Ce même pouvoir remplace presque l'une des principales capacités du monstre qui peut pourtant être utilisée sous n'importe quelle forme : le contrôle des appendices. En visant un élément interactif qui bloque l'accès ou bien même un humain sur son chemin, les tentacules de la créature peuvent le saisir et l'agiter dans une direction voulue. On peut ainsi défoncer une porte, la garder dans ses bras déformés pour parer les tirs d'un soldat, avant de la lui jeter sur le thorax et l'écraser sur le mur le plus proche. Cependant, il vaut mieux souligner que la caméra bouge lorsque l'on vise et agite des objets dans tous les sens, ce qui peut rapidement causer quelques légers maux de crâne tant l'écran tremble.
Se connecter à un disjoncteur permet de récupérer de l'énergie nécessaire pour utiliser certaines compétences.
Derrière le carnage incarné
Certaines zones disposent de machines qui, une fois infiltrées, permettent de plonger dans des flash-backs où l'on joue un être humain effectuant plus ou moins des recherches sur la créature que l'on contrôle habituellement. Intéressantes aux premiers abords, ces phases de jeu, peu nombreuses et rapidement expédiées, s'avèrent vite sans intérêt, aussi bien ludiquement que narrativement puisqu'on accède à aucune véritable information complémentaire sur le monstre ou le complexe (bien qu'on puisse théoriser).
Il est possible d'incarner d'autres humains dans le jeu grâce au pouvoir de contrôle de corps, et il est parfois assez jouissif de tromper l'ennemi de cette manière.
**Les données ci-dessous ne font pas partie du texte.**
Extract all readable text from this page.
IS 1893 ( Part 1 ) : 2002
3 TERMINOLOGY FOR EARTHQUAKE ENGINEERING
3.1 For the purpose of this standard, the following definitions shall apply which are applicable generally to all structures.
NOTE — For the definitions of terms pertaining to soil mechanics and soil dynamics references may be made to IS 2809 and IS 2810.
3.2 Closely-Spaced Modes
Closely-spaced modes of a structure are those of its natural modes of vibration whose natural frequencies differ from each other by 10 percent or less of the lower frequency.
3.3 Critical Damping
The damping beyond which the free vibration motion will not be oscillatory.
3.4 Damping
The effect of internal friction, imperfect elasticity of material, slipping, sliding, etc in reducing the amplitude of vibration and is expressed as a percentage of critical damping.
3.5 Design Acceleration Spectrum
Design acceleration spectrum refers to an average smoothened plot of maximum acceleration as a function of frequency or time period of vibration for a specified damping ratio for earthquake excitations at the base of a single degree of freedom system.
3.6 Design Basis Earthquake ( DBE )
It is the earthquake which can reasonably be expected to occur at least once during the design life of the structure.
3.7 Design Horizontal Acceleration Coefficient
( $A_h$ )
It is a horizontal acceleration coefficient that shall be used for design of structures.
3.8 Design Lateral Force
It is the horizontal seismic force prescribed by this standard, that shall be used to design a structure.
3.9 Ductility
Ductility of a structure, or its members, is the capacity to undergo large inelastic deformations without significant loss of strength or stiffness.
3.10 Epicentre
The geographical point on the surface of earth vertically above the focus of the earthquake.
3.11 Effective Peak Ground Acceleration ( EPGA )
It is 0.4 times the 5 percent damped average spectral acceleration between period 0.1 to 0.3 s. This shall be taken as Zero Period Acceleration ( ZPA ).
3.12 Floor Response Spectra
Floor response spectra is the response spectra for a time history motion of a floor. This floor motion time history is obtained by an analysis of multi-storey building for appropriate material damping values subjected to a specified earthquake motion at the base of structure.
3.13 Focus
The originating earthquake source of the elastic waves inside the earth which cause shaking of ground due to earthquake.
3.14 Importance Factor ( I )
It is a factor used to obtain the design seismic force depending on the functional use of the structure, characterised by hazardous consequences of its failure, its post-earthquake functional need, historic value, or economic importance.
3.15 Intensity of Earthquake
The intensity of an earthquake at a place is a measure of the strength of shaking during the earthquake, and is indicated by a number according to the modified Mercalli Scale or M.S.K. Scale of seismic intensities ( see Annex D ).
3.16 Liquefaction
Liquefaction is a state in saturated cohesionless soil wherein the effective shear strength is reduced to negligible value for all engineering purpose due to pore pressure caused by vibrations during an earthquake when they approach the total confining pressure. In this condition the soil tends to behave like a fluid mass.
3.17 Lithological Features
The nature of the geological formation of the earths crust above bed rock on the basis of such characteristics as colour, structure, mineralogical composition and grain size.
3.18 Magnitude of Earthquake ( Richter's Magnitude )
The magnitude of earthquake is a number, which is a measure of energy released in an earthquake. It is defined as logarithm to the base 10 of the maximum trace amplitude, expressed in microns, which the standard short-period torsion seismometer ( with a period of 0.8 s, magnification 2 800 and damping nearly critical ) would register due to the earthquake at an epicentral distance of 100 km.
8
Et c'est bien là l'une des plus grandes réussites du jeu : en engageant des affrontements gagnés d'avance, on a tendance à laisser se dessiner un petit sourire pervers et sadique sur notre visage.
En possédant un humain, mort ou vivant, on peut activer des mécanismes inaccessibles à la créature, contrôler des machines redoutables ou dégainer et exécuter ses frères d'armes dans un coin discret...
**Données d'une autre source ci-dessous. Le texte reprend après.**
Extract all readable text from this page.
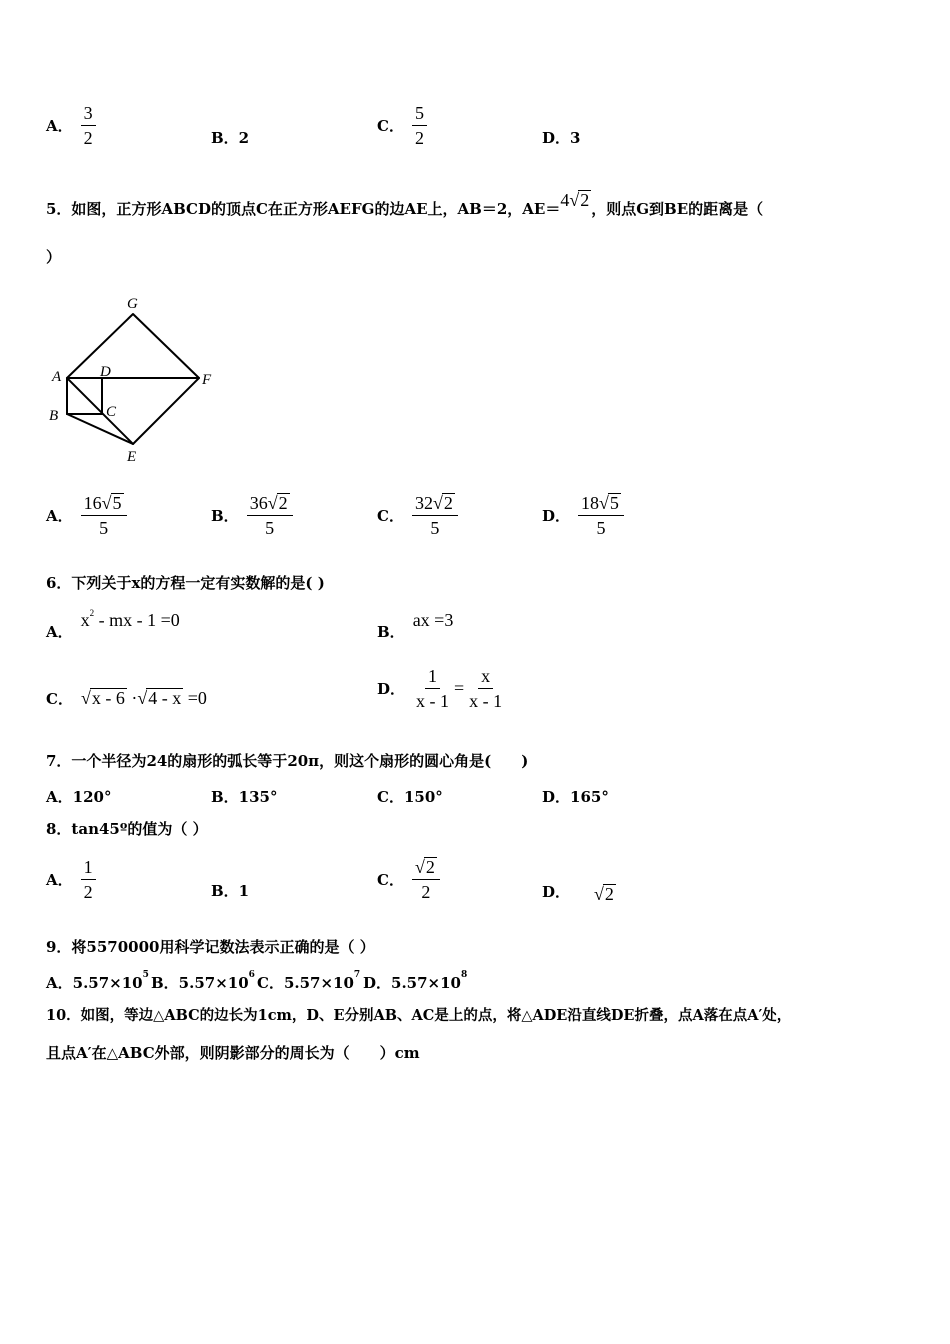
A． $\frac{3}{2}$	B．2
C． $\frac{5}{2}$	D．3
5．如图，正方形ABCD的顶点C在正方形AEFG的边AE上，AB＝2，AE＝4 √ 2 ，则点G到BE的距离是（
）
G
A	D	F
B	C
E
A． $\frac{16 √ 5}{5}$	B． $\frac{36 √ 2}{5}$	C． $\frac{32 √ 2}{5}$	D． $\frac{18 √ 5}{5}$
6．下列关于x的方程一定有实数解的是( )
A．
$x^2$ - mx - 1 =0
B．
ax =3
C． √ x - 6 · √ 4 - x =0	D． $\frac{1}{x - 1} = \frac{x}{x - 1}$
7．一个半径为24的扇形的弧长等于20π，则这个扇形的圆心角是(　　)
A．120°	B．135°	C．150°	D．165°
8．tan45º的值为（ ）
A． $\frac{1}{2}$	B．1
C． $\frac{√ 2}{2}$	D． √ 2
9．将5570000用科学记数法表示正确的是（ ）
A．$5.57\times 10^5$ B．$5.57\times 10^6$ C．$5.57\times 10^7$ D．$5.57\times 10^8$
10．如图，等边△ABC的边长为1cm，D、E分别AB、AC是上的点，将△ADE沿直线DE折叠，点A落在点A′处，
且点A′在△ABC外部，则阴影部分的周长为（　　）cm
Faisant pâle figure face à la disgrâcieuse créature qui les effraie, les humains sont visuellement simples et leurs mouvements sont plutôt fluides, à l'exception de leurs animations étranges lorsqu'ils montent des échelles.
Les tableaux, quant à eux, sont plutôt variés mais peu excitants (on se trouve dans un complexe souterrain après tout), et les éléments interactifs sont souvent très discrets, que ce soit à cause de leur taille, de leur implémentation dans le décor ou le fait que leur rendu soit quelque peu brouillon. Leur transparence est appréciable lors d'une confrontation puisqu'elle crée ce sentiment de satisfaction en les découvrant et en les utilisant à bon escient, mais elle est souvent frustrante lors des phases de recherche mentionnées précédemment.
Véritables menaces, les flammes rendent plutôt bien en mouvement et les volutes de fumée qu'elles dégagent sont superbes.